Un cittadino scomodo
La democrazia deve recuperare una creatura oggi a rischio di estinzione: il cittadino scomodo.
Quello che arriva alla fine dell’articolo.
Quello che cerca un’altra fonte.
Quello che domanda da dove sia uscita quella cifra.
Quello che ricorda ciò che era stato promesso sei mesi prima.
Quello che distingue una notizia dalla propaganda anche quando entrambe arrivano accompagnate da musica eroica.
Quello che può ammirare un presidente e, nello stesso tempo, domandargli che diavolo stia facendo.
Soprattutto quello.
Perché i seguaci applaudono.
I cittadini controllano.
E nessun algoritmo può cancellare questa differenza.
Forse è proprio per questo che difendere la lettura oggi appare quasi un gesto sovversivo.
Aprire un giornale.
Leggere un libro.
Dedicare venti minuti a comprendere una questione prima di esprimere un’opinione.
Ascoltare l’argomento dell’avversario senza sentire immediatamente il bisogno di tirargli addosso una pietra digitale.
Piccoli gesti, apparentemente insignificanti.
Eppure la democrazia nacque proprio quando milioni di persone comuni impararono a leggere, scoprirono di poter pensare con la propria testa e cominciarono a fare domande che mettevano a disagio chi comandava.

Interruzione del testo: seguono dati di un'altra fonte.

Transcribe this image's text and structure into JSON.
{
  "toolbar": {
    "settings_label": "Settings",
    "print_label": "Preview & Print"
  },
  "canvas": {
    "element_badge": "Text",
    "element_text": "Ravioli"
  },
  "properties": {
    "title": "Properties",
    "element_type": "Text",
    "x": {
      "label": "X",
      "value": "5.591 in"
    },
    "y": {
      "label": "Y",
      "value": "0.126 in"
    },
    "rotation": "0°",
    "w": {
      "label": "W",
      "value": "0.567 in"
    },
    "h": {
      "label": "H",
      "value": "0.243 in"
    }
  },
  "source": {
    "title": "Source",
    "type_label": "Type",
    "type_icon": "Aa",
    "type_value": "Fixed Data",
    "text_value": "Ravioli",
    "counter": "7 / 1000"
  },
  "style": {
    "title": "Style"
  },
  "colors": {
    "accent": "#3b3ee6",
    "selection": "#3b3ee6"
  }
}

Sarebbe un’ironia monumentale se finissimo per consegnare quella conquista storica, non perché qualche tiranno abbia proibito i libri, ma perché ci è sembrato più divertente continuare a scorrere il dito sullo schermo.
I nuovi personalisti lo hanno capito.
Mentre noi discutiamo del prossimo video, loro costruiscono il prossimo racconto.
Conviene tornare a leggere.
Prima che qualcun altro decida di scrivere il nostro futuro al posto nostro.